GWG : KARUIZAWA 1981 26 ans Sherry cask n° 103 58,1% 98/100

karuizawa_1981_2007_sc_103_58_redCouleur: Belle robe ambrée, à reflets cuivrés.

Nez: Magnifique, très fin et subtil, mais aussi très généreux et franc. Les notes principales sont une certaine exubérance fruitée (abricot sec, prune, cerise confite, fruits des bois, voire reine-claude) et florale (violette, lilas ?), un boisé très subtil et un léger profil tourbé/fumé en arrière-plan très japonais, le tout dans une élégance inouïe ! (Mon ami Hugh, lui y voit également des notes de pruneau à l’Armagnac). Le nez nous donne déjà plusieurs indications: L’art japonais de la maturation d’un fût de Sherry porté à son maximum d’excellence, l’impression d’avoir affaire à un très grand whisky, qui justifie amplement la distinction de l’association des « Malts Maniacs » du meilleur whisky japonais de l’année 2007, et d’un des 10 meilleurs whiskies de l’année 2007, tous pays confondus.

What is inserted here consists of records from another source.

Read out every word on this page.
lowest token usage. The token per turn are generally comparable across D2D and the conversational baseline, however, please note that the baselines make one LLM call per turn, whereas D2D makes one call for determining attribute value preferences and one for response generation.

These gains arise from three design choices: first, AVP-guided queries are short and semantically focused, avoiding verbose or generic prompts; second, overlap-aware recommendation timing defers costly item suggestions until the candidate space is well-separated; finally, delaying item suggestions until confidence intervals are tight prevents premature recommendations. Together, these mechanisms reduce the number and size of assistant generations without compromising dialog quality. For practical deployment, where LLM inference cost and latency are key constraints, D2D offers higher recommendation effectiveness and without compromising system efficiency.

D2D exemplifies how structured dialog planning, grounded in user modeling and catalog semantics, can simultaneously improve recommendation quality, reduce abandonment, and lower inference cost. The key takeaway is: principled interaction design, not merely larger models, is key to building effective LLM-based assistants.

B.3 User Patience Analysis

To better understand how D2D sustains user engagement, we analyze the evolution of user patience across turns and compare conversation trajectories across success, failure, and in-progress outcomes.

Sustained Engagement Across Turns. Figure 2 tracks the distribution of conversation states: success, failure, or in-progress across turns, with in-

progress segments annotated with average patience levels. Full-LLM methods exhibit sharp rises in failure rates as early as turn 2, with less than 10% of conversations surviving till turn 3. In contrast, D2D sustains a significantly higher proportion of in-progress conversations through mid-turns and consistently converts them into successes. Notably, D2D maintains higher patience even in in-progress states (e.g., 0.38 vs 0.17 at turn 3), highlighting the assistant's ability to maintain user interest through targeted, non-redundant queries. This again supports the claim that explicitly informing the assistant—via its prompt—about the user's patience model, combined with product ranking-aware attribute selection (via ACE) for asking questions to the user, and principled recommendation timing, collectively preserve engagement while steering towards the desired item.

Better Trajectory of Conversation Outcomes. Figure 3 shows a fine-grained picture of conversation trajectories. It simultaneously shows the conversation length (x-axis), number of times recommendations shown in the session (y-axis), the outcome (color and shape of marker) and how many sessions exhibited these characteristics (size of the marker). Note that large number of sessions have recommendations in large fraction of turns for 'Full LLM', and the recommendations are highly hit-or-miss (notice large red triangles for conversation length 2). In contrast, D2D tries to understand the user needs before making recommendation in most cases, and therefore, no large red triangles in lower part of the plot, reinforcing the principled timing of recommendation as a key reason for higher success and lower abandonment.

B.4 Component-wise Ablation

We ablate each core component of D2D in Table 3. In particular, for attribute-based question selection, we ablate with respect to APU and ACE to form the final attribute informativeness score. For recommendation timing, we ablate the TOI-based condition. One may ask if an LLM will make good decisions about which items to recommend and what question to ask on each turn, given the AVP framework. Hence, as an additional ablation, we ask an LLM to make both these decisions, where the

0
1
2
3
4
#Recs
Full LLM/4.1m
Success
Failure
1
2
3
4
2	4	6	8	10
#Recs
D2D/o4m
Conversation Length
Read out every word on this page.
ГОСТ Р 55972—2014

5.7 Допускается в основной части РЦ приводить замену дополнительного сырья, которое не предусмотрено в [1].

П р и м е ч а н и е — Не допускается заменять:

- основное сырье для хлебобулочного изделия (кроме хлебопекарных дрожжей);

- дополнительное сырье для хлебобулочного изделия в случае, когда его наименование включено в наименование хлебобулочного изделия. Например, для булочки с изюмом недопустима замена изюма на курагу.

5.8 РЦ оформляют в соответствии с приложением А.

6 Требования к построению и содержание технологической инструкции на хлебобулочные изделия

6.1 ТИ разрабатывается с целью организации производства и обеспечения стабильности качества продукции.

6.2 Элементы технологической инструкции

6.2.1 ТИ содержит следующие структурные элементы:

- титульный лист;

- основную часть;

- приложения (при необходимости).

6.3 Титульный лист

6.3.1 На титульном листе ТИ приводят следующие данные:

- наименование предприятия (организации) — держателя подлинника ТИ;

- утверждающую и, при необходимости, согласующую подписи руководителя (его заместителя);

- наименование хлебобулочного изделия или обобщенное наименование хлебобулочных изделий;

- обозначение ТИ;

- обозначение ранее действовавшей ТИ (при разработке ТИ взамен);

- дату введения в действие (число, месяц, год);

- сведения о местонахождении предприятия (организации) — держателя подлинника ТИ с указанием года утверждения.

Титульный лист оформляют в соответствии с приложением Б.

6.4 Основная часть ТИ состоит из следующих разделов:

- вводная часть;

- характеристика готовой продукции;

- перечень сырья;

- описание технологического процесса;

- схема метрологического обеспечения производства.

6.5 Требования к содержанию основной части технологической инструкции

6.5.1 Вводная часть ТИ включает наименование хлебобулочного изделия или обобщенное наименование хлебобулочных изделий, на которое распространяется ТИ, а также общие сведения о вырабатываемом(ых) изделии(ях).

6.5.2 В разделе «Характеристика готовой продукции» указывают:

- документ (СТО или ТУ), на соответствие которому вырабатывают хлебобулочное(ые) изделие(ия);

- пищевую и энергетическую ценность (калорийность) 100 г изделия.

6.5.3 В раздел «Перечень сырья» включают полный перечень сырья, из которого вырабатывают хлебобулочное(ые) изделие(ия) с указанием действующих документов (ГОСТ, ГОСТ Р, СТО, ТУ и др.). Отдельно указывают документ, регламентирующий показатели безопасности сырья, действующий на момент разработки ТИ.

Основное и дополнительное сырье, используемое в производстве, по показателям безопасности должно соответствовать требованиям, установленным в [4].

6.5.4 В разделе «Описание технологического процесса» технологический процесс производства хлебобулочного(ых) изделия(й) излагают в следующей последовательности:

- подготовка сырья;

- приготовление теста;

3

Bouche: Tout aussi magnifique et généreuse, au-delà de mes espérances. Le taux d’alcool, tout de même assez élevé (58 %) n’est pas choquant en bouche, l’impression d’alcool n’est tellement pas agressive, que seule une légère dilution pourrait suffire. Les notes reprennent fidèlement celles du nez, avec une part généreuse pour les fruits mûrs et confits, les notes florales et boisées, mais dans un très bel équilibre qui permets le renfort discret mais efficace de notes fumées, végétales, épicées et légèrement tourbées (dans l’ordre d’importance quantitative). Tout ici est superbement maîtrisé, soigneusement pesé et soupesé pour concourir à une harmonie la plus parfaite possible. La finale est ainsi succulente, sur un nuage, prolongeant presque sans fin ce « plaisir d’automne » (si c’était un parfum !). Attention, chef d’œuvre !

Tenue à la dilution: A peine quelques gouttes d’eau, et le plaisir devient plus accessible encore, entre un léger picotement épicé-poivré (pour être plus précis : poivre 5 baies/gingembre) et le retour fruité/boisé/fumé, la bouche devient tapissée de toutes ces notes dévolues à votre plus grand plaisir, mhm !

Conclusion: Encore une preuve de plus que la « science » des maîtres-distillateurs japonais est à son apogée, que le Japon n’a plus rien à envier si ce n’est à apprendre, en matière de whisky, du grand frère écossais ! Chef d’œuvre après chef d’œuvre, les différentes distilleries de ce grand pays vont le faire savoir à toute la planète, année après année, et l’on ne s’en plaindra pas !

Epuisé, vendu environ 121 € à la Maison du Whisky en 2008. De nos jours, vous pouvez ajouter un 0, voire multiplier par 2 ensuite. – Merci à mon ami Hugh pour cette dégustation magique, le soir, sur la terrasse, avec juste ce qu’il faut de lumière et d’intimité pour l’apprécier ! (Août 2008).